Wednesday, June 10, 2009

the joys of insomnia...



It's official- have to chalk this night up as one of almost no sleep.  My day appears to have started at 1:40 a.m. 

I am serene and grateful- with or without sleep.

What was shrouded in fog comes clear- begins to shimmer.  

Indecision- morphs into mountainlike certainty.  

Center of stillness- now ripples moving out.

fearless... who? me?

I make no claims on always and forever but at least for this moment, no fear, here.

Hallelujah!!

Tuesday, June 9, 2009

reflections...

'from an article by Pico Iyer-  The Joy of Less - Happy Days Blog - NYTimes.com'
"The beat of my heart has grown deeper, more active, and yet more peaceful, and it is as if I were all the time storing up inner riches...My [life] is one long sequence of inner miracles."   Written by the young Dutchwoman Etty Hillesum on her way to her death at Auschwitz. 

Lying in bed for over three hours, sleepless, I listened to a talk by Amita Schmidt, titled, "Tracing Back the Radiance.  Toward the very end she spoke of working with trauma surviors, herself included, and said that what arises in the healing process is an awareness of being held in love.  Knowing arises that the whole time, one is being held in love.  The quote above speaks to that directly.  How else could a young woman who is on a train which takes her to her death, be so deeply connected to herself, to life?  

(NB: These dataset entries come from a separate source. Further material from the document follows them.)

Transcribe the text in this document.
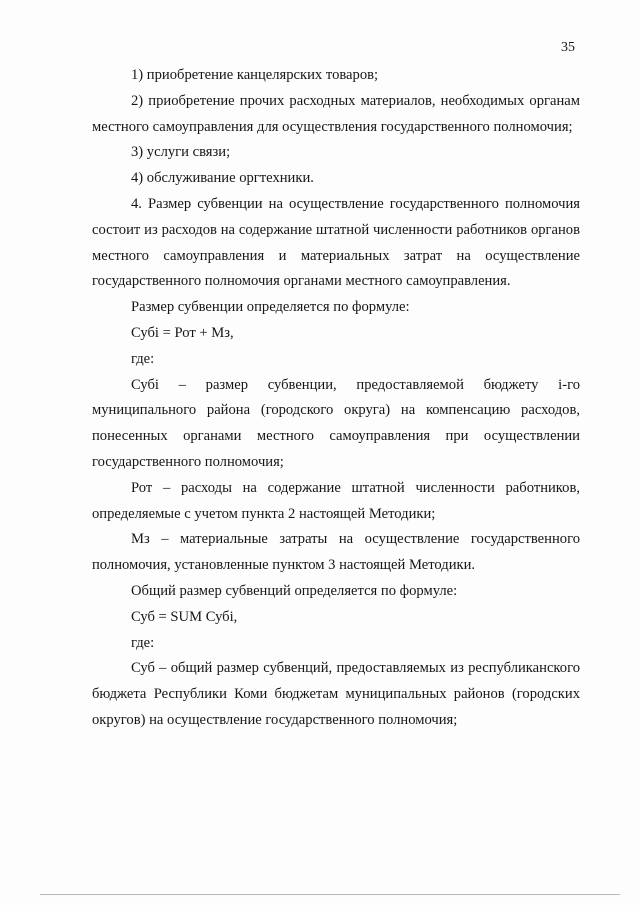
35

1) приобретение канцелярских товаров;

2) приобретение прочих расходных материалов, необходимых органам местного самоуправления для осуществления государственного полномочия;

3) услуги связи;

4) обслуживание оргтехники.

4. Размер субвенции на осуществление государственного полномочия состоит из расходов на содержание штатной численности работников органов местного самоуправления и материальных затрат на осуществление государственного полномочия органами местного самоуправления.

Размер субвенции определяется по формуле:

Субi = Рот + Мз,

где:

Субi – размер субвенции, предоставляемой бюджету i-го муниципального района (городского округа) на компенсацию расходов, понесенных органами местного самоуправления при осуществлении государственного полномочия;

Рот – расходы на содержание штатной численности работников, определяемые с учетом пункта 2 настоящей Методики;

Мз – материальные затраты на осуществление государственного полномочия, установленные пунктом 3 настоящей Методики.

Общий размер субвенций определяется по формуле:

Суб = SUM Субi,

где:

Суб – общий размер субвенций, предоставляемых из республиканского бюджета Республики Коми бюджетам муниципальных районов (городских округов) на осуществление государственного полномочия;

I have spent the better part of my 50+ years believing that the trauma I suffered as a small child and later as a young woman should not have happened and that to be whole and free I needed to make it go away.  As a result of that childish belief, I have been frozen in the bodily experience and unable to fully embrace this life.  Stuck, as it were.  Understanding is dawning that the only way to be whole is to recognize the early trauma as an integral part of who I have been in this life and unless I can accept it fully, there is no moving on, moving deeper into the silence, the stillness, the love that I am.  

It seems impossible that there was love anywhere around when my father was an out of control, rage driven alcoholic.  When he heaped emotional and physical abuse upon his children and upon his wife, in front of his children. And yet... here I am, half a century later, recognizing that love as being the ground of my life, so how could it have been absent when I was a child?

This bears further inquiry and reflection.  The idea that love is a thing that comes and goes makes no sense to me- I am aware that I cannot hold in mind the fullness that is Love.  I can only surrender into it.  If I had been able to see it then- when I was dreaming a little girl being terrorized by her perceptions and interpretation of what was happening to and around her... But that isn't how life played out for me and it seems that only now is it possible for me to see that dream and realized that nothing ever happened that was outside of that cradle of love. Nothing ever could.

 

Tuesday, June 2, 2009

15 hours into...

...my 24 hours of water fasting.  Already detoxing so I feel pretty full of it, if you get my drift.   May not do anything much today due to lack of energy and motivation.  Rest in presence and let everything be as it is.

Listening to Francis Lucille and Rupert Spira speaking from stillness- from that which is my own home.

Monday, June 1, 2009

'Raw Divas'- detox

Just made a smoothie with blueberries, an orange, and a banana in new Blendtec blender.  I feel so uptown with this appliance in the kitchen.   Must find a suitable name for it. 
Normally I don't like blueberries in smoothies because my old and truly wonderful Oster blender couldn't make them smooth enough for my palate. This blender is awesome- love it!
This smoothie is the only food I will eat for the next 24 hours as I am embarking on a 7 day detox plan with those 'Raw Divas' as guides.  Another fruit smoothie in 24 hours but until then only water.  Sounds good...
Then for the next seven days, my diet will consist of raw fruits and vegetables with no fat or nuts or any of the other foods that rawmaniacs like to eat.  
Freedom from compulsive overeating is bringing joy and gratitude.  And then there is that serenity that comes from knowing that I didn't go over that cliff today.  Life is good.